Daten- und/oder Energieübertragung vom RFID Lese-/Schreibgerät zum Transponder (RFID Tag).

Kostenstelle

Ort der Kostenentstehung, der als Bezugsgröße für das Rechnungs- und Personalwesen dient.

KPI

„Key performance indicators”, Schlüssel-Kennzahlen, die Basiszahlen so ins Verhältnis setzen, dass eine leicht fassbare Information entsteht.

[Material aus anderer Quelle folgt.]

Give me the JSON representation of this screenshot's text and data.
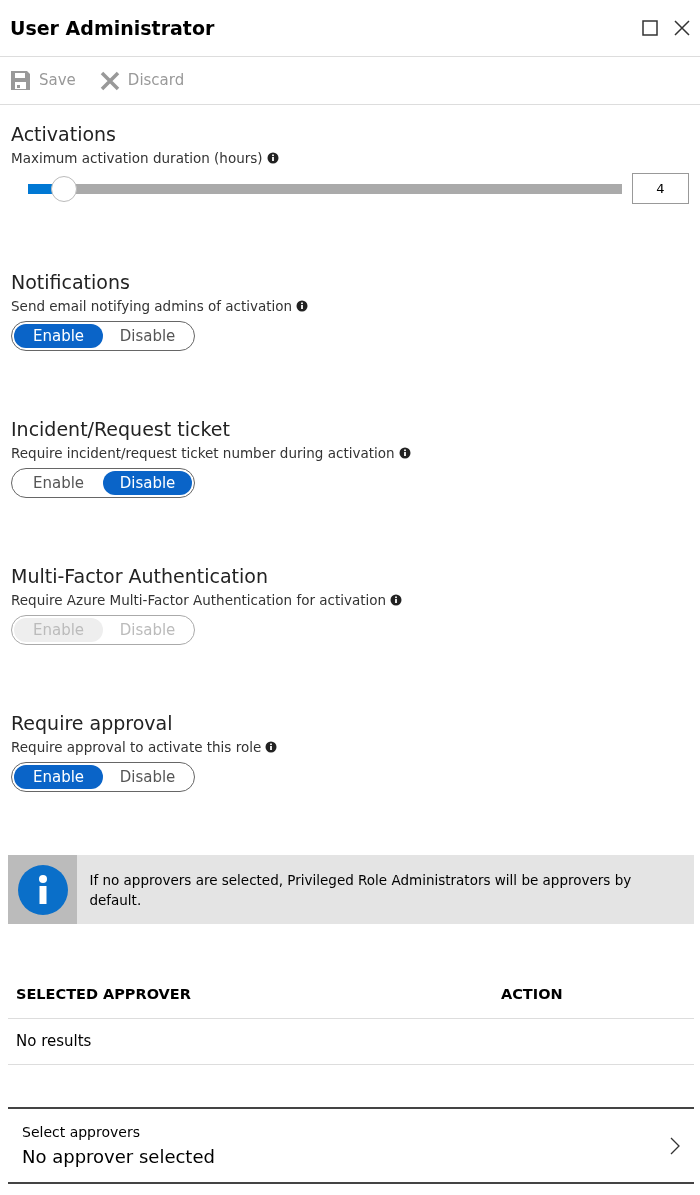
{
  "window": {
    "title": "User Administrator"
  },
  "toolbar": [
    {
      "label": "Save",
      "kind": "save",
      "disabled": true
    },
    {
      "label": "Discard",
      "kind": "discard",
      "disabled": true
    }
  ],
  "sections": [
    {
      "kind": "slider",
      "heading": "Activations",
      "label": "Maximum activation duration (hours)",
      "level": 0.06,
      "value": "4"
    },
    {
      "kind": "toggle",
      "heading": "Notifications",
      "label": "Send email notifying admins of activation",
      "disabled": false,
      "options": [
        {
          "label": "Enable",
          "selected": true
        },
        {
          "label": "Disable",
          "selected": false
        }
      ]
    },
    {
      "kind": "toggle",
      "heading": "Incident/Request ticket",
      "label": "Require incident/request ticket number during activation",
      "disabled": false,
      "options": [
        {
          "label": "Enable",
          "selected": false
        },
        {
          "label": "Disable",
          "selected": true
        }
      ]
    },
    {
      "kind": "toggle",
      "heading": "Multi-Factor Authentication",
      "label": "Require Azure Multi-Factor Authentication for activation",
      "disabled": true,
      "options": [
        {
          "label": "Enable",
          "selected": true
        },
        {
          "label": "Disable",
          "selected": false
        }
      ]
    },
    {
      "kind": "toggle",
      "heading": "Require approval",
      "label": "Require approval to activate this role",
      "disabled": false,
      "options": [
        {
          "label": "Enable",
          "selected": true
        },
        {
          "label": "Disable",
          "selected": false
        }
      ]
    }
  ],
  "info_banner": {
    "text": "If no approvers are selected, Privileged Role Administrators will be approvers by default."
  },
  "table": {
    "columns": [
      "SELECTED APPROVER",
      "ACTION"
    ],
    "empty_text": "No results"
  },
  "picker": {
    "label": "Select approvers",
    "value": "No approver selected"
  }
}
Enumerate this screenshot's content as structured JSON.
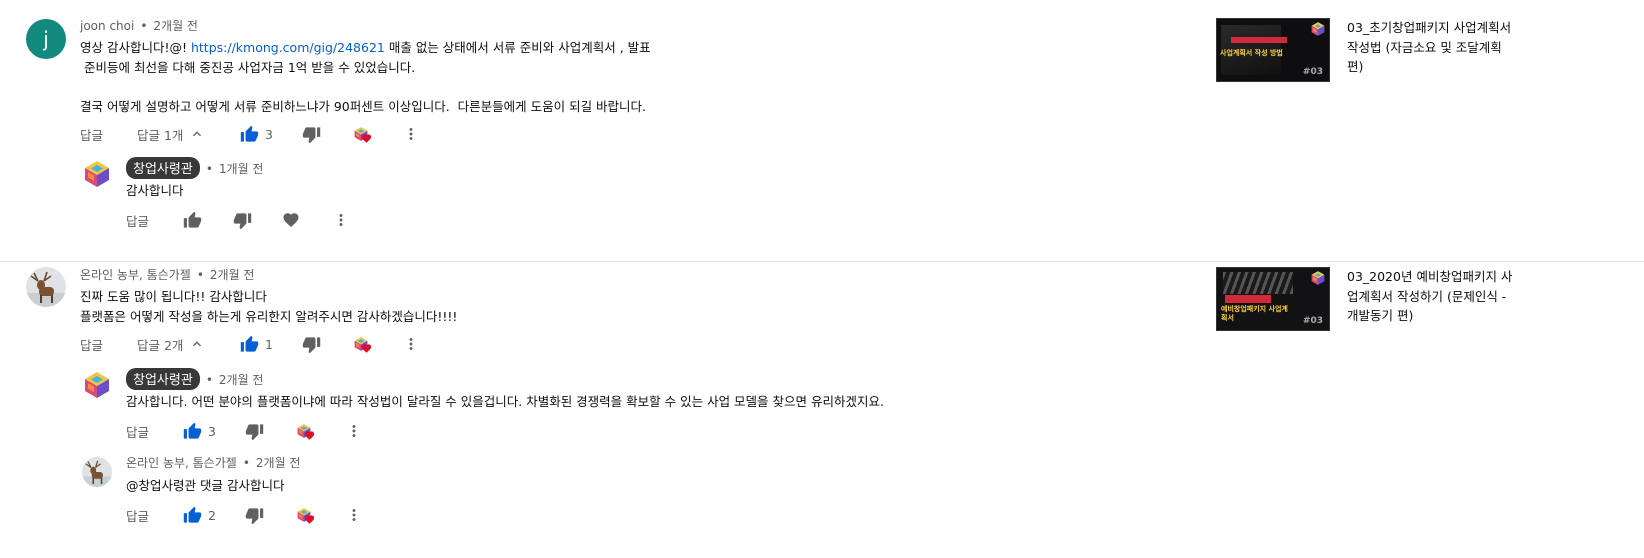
{
  "threads": [
    {
      "author": "joon choi",
      "avatar_letter": "j",
      "time": "2개월 전",
      "text": {
        "line1_prefix": "영상 감사합니다!@! ",
        "link": "https://kmong.com/gig/248621",
        "line1_suffix": " 매출 없는 상태에서 서류 준비와 사업계획서 , 발표",
        "line2": " 준비등에 최선을 다해 중진공 사업자금 1억 받을 수 있었습니다.",
        "line3": "결국 어떻게 설명하고 어떻게 서류 준비하느냐가 90퍼센트 이상입니다.  다른분들에게 도움이 되길 바랍니다."
      },
      "reply_label": "답글",
      "replies_toggle": "답글 1개",
      "likes": "3",
      "related_video": {
        "title": "03_초기창업패키지 사업계획서 작성법 (자금소요 및 조달계획 편)",
        "thumb_tag": "#03",
        "thumb_text": "사업계획서 작성 방법"
      },
      "replies": [
        {
          "author": "창업사령관",
          "is_channel_owner": true,
          "time": "1개월 전",
          "text": "감사합니다",
          "reply_label": "답글",
          "likes": ""
        }
      ]
    },
    {
      "author": "온라인 농부, 톰슨가젤",
      "time": "2개월 전",
      "text": {
        "line1": "진짜 도움 많이 됩니다!! 감사합니다",
        "line2": "플랫폼은 어떻게 작성을 하는게 유리한지 알려주시면 감사하겠습니다!!!!"
      },
      "reply_label": "답글",
      "replies_toggle": "답글 2개",
      "likes": "1",
      "related_video": {
        "title": "03_2020년 예비창업패키지 사업계획서 작성하기 (문제인식 - 개발동기 편)",
        "thumb_tag": "#03",
        "thumb_text": "예비창업패키지 사업계획서"
      },
      "replies": [
        {
          "author": "창업사령관",
          "is_channel_owner": true,
          "time": "2개월 전",
          "text": "감사합니다. 어떤 분야의 플랫폼이냐에 따라 작성법이 달라질 수 있을겁니다. 차별화된 경쟁력을 확보할 수 있는 사업 모델을 찾으면 유리하겠지요.",
          "reply_label": "답글",
          "likes": "3"
        },
        {
          "author": "온라인 농부, 톰슨가젤",
          "time": "2개월 전",
          "text": "@창업사령관 댓글 감사합니다",
          "reply_label": "답글",
          "likes": "2"
        }
      ]
    }
  ],
  "icons": {
    "like": "thumb-up-icon",
    "dislike": "thumb-down-icon",
    "creator_heart": "creator-heart-icon",
    "heart": "heart-icon",
    "more": "more-vert-icon",
    "chevron": "chevron-up-icon"
  },
  "colors": {
    "like_active": "#065fd4",
    "link": "#065fd4",
    "heart": "#e00d2a",
    "avatar_j": "#128a7d",
    "badge_bg": "#383838"
  },
  "sep": "•"
}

Gebräuchliche KPIs sind Umsatzleistung, Flächenproduktivität, Wirtschaftlichkeit, Rentabilität, GMROI.

Kundenfrequenz

Wird absolut gemessen und definiert die Anzahl der Kunden, die einen verkaufsrelevanten Bereich (Eingangsbereich, Etage, Abteilung) in einem bestimmten Zeitraum betreten. Dient als Basis für Frequenzanalysen. Siehe auch Ladendurchdringung.

Kundenkarte

Eine auf den Namen des Kunden ausgestellte Karte, in der Regel im Scheckkartenformat. Sie eröffnen Handelsunternehmen die Möglichkeit, das Konsumverhalten, die Wünsche und Erwartungen der Kunden besser zu erkennen und zu verstehen, um so im Rahmen des CRMs exakter auf Kundenbedürfnisse eingehen zu können. Sie bieten dem Karteninhaber besondere Konditionen und Extraservices und binden so den Kunden an das Unternehmen.